Certaines plate­formes d’ex­pres­sion sont aujourd’­hui telle­ment centrales qu’en exclure des opinions biai­se­rait grave­ment la volonté démo­cra­tique de nos pays. Cette exclu­sion peut, de fait, y deve­nir un problème de liberté d’ex­pres­sion.


Il n’y a rien de neuf dans tout ça. Les contraintes liées aux oligo­poles sont déjà tout à fait établies dans le milieu écono­mique. Dès que tu deviens trop central ou que ton poids est déme­suré au point de gêner un nouvel entrant, tu ne fais plus tout ce que tu veux ; on t’im­pose des règles et des obli­ga­tions pour sauve­gar­der la concur­rence.

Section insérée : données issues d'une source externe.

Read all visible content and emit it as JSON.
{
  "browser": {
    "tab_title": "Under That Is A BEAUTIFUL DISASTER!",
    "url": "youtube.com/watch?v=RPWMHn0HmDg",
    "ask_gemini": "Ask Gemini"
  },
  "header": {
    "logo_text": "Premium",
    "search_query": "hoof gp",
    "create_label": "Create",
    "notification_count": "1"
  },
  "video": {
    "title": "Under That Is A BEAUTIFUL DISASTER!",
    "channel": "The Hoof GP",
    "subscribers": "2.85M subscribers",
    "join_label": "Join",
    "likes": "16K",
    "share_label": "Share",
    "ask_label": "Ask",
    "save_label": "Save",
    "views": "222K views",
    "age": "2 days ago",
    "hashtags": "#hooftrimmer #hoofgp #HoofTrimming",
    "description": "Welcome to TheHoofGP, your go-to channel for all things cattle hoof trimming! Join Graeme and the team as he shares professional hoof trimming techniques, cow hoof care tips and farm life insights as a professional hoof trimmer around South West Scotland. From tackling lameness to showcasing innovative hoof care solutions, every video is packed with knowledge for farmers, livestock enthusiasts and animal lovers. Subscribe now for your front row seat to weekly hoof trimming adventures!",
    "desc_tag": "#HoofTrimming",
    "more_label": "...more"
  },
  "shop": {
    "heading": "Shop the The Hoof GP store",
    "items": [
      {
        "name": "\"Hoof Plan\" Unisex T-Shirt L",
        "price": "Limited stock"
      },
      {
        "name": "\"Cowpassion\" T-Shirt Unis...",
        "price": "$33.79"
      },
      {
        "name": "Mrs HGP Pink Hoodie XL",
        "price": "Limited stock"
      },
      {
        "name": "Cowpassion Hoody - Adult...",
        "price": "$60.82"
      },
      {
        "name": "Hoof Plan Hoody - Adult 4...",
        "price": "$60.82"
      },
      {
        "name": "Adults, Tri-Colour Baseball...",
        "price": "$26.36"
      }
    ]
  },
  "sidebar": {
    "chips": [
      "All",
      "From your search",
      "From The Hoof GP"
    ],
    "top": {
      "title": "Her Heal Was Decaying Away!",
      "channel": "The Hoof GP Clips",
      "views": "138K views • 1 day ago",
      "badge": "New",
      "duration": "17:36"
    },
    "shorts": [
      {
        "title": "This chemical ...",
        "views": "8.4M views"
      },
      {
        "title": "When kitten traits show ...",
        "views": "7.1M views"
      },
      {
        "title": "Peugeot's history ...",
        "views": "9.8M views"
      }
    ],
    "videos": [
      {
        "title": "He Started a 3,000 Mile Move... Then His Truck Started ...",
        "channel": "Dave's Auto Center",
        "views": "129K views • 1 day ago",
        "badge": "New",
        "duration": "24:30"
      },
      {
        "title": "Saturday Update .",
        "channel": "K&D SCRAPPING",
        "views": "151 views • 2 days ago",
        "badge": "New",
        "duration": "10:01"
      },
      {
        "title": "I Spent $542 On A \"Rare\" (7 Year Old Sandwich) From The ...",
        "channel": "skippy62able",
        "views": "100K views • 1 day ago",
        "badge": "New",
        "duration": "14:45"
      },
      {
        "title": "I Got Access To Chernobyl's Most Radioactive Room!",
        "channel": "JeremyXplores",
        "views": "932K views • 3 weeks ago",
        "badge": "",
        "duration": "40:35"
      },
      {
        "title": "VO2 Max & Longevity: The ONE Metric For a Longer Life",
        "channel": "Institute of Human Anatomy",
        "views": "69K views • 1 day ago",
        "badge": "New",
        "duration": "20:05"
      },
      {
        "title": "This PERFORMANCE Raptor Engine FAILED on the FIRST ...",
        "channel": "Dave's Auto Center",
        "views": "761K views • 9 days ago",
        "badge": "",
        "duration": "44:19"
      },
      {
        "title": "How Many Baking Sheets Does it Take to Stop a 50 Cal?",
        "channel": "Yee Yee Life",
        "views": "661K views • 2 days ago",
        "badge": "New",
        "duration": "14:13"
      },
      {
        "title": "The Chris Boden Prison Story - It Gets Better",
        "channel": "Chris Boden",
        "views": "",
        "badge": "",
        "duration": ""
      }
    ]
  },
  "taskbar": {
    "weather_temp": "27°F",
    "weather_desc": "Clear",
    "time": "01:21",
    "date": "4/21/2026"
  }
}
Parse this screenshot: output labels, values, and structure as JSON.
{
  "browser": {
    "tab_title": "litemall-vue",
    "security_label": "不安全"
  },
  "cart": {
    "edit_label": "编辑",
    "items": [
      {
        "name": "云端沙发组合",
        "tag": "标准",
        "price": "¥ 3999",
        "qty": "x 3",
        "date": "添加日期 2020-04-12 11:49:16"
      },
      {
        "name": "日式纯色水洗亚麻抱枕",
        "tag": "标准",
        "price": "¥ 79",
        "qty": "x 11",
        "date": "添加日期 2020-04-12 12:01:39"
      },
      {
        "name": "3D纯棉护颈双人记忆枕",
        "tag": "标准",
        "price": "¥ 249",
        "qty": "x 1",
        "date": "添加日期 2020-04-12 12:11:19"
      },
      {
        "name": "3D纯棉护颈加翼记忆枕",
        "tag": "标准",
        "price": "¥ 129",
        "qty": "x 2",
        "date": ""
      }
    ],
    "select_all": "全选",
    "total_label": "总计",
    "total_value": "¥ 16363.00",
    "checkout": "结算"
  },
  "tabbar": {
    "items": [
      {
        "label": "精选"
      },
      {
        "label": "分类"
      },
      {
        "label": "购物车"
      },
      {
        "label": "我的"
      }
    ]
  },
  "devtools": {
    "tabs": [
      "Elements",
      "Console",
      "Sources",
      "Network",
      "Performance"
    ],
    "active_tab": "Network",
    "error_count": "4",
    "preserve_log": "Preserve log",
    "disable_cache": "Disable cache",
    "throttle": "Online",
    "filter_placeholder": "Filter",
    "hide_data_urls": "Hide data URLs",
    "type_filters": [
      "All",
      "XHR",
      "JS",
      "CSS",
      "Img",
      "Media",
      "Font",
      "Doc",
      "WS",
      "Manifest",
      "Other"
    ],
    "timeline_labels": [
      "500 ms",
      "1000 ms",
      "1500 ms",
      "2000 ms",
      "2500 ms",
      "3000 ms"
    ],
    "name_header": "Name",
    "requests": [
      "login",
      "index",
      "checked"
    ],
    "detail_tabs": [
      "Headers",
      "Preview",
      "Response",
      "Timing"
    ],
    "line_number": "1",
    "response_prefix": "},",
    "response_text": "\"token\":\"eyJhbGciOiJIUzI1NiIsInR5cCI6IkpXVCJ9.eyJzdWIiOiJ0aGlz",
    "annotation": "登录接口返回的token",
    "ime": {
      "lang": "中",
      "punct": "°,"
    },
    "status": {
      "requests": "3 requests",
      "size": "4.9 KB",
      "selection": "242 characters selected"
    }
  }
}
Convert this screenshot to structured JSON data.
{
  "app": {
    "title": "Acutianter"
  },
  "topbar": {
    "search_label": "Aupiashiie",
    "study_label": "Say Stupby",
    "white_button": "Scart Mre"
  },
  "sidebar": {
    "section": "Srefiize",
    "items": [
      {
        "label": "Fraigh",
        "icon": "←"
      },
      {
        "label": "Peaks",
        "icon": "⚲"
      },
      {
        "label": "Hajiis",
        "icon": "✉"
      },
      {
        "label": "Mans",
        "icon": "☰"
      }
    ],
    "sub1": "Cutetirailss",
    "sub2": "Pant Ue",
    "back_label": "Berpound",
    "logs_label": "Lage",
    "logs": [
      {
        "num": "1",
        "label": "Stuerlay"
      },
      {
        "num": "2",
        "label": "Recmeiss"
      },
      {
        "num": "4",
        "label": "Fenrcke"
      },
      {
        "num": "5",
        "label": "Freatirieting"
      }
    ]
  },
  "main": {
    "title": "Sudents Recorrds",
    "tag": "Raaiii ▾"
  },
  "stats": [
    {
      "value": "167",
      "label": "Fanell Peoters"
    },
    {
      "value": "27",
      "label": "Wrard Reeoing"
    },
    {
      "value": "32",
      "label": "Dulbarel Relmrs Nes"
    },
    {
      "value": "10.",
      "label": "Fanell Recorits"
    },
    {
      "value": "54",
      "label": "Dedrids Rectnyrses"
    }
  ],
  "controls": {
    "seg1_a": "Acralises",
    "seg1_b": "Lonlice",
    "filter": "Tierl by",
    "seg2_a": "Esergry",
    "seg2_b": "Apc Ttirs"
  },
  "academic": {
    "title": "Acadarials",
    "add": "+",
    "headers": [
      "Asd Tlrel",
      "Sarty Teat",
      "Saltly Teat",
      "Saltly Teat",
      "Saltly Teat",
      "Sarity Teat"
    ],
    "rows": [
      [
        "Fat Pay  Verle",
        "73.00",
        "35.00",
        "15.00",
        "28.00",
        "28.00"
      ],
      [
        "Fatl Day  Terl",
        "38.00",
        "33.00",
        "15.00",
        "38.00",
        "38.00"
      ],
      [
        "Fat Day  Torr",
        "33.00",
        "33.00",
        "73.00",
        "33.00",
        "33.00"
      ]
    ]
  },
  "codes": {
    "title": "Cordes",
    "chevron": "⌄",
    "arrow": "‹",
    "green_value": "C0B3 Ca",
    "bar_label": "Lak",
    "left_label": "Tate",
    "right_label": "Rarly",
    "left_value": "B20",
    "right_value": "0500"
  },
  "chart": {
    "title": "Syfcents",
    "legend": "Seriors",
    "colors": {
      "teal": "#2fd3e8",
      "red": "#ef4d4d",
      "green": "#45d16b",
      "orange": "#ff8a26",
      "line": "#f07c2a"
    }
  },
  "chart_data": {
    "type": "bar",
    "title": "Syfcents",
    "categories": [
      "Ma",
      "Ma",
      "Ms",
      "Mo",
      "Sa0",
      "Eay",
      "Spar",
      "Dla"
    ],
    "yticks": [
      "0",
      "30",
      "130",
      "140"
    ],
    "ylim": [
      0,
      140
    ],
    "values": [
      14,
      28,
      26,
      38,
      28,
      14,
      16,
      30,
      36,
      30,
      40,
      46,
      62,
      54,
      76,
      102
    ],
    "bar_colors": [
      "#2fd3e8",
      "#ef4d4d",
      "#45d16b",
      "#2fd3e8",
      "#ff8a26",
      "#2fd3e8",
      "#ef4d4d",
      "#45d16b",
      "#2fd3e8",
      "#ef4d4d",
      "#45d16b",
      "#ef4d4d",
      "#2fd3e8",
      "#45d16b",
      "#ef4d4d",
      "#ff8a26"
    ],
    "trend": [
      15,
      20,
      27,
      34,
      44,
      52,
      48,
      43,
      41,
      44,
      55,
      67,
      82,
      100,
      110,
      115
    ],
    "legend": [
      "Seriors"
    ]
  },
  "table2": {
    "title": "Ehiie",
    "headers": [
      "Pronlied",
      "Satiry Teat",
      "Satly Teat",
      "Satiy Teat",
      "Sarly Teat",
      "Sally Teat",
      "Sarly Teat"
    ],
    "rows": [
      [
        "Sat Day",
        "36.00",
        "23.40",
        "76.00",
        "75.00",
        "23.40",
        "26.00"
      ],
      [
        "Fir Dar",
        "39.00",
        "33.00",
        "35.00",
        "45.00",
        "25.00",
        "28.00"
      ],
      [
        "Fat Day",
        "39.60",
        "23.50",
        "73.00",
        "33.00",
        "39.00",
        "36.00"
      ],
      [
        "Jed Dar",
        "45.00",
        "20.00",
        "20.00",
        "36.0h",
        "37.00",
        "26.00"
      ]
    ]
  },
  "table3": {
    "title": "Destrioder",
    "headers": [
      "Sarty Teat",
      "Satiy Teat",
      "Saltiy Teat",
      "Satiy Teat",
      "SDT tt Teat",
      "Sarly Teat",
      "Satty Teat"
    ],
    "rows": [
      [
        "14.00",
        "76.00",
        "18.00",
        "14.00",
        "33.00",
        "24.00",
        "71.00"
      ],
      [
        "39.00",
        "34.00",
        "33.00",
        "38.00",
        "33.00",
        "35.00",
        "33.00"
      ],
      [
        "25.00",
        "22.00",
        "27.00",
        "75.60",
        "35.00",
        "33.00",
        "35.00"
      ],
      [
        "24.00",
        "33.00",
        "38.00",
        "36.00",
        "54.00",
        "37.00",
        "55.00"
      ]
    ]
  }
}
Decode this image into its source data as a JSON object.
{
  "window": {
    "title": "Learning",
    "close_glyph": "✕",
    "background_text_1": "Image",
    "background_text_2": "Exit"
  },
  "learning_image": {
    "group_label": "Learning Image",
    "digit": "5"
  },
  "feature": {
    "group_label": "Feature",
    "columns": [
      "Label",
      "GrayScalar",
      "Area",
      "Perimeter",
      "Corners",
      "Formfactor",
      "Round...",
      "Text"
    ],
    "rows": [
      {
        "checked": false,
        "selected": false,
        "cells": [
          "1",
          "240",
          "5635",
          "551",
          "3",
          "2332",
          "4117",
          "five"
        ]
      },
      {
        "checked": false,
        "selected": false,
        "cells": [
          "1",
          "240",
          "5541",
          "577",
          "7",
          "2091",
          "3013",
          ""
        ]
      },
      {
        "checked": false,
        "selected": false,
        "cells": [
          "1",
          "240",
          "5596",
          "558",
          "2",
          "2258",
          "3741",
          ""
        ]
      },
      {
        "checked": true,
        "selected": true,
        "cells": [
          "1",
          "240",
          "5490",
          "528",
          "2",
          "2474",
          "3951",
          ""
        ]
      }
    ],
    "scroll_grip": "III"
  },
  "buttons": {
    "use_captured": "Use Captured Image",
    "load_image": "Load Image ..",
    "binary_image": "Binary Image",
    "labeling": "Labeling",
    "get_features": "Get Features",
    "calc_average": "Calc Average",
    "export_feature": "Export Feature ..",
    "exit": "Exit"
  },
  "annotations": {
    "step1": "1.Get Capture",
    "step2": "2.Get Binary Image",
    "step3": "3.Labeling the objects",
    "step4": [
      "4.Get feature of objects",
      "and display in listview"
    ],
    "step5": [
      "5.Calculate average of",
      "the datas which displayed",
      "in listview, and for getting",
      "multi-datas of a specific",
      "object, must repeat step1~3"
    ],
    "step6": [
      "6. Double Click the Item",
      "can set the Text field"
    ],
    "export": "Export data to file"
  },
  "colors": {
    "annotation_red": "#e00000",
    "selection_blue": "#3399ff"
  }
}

Ce à quoi je fais réfé­rence n’est ni plus ni moins que la même chose, appliqué aux liber­tés. La concur­rence des idées n’est pas moins impor­tante que la concur­rence écono­mique.

Nous devrions consi­dé­rer la situa­tion d’oli­go­pole des plate­formes avant de trop vite dire qu’une société privée a le droit de défi­nir les règles internes qu’elle souhaite.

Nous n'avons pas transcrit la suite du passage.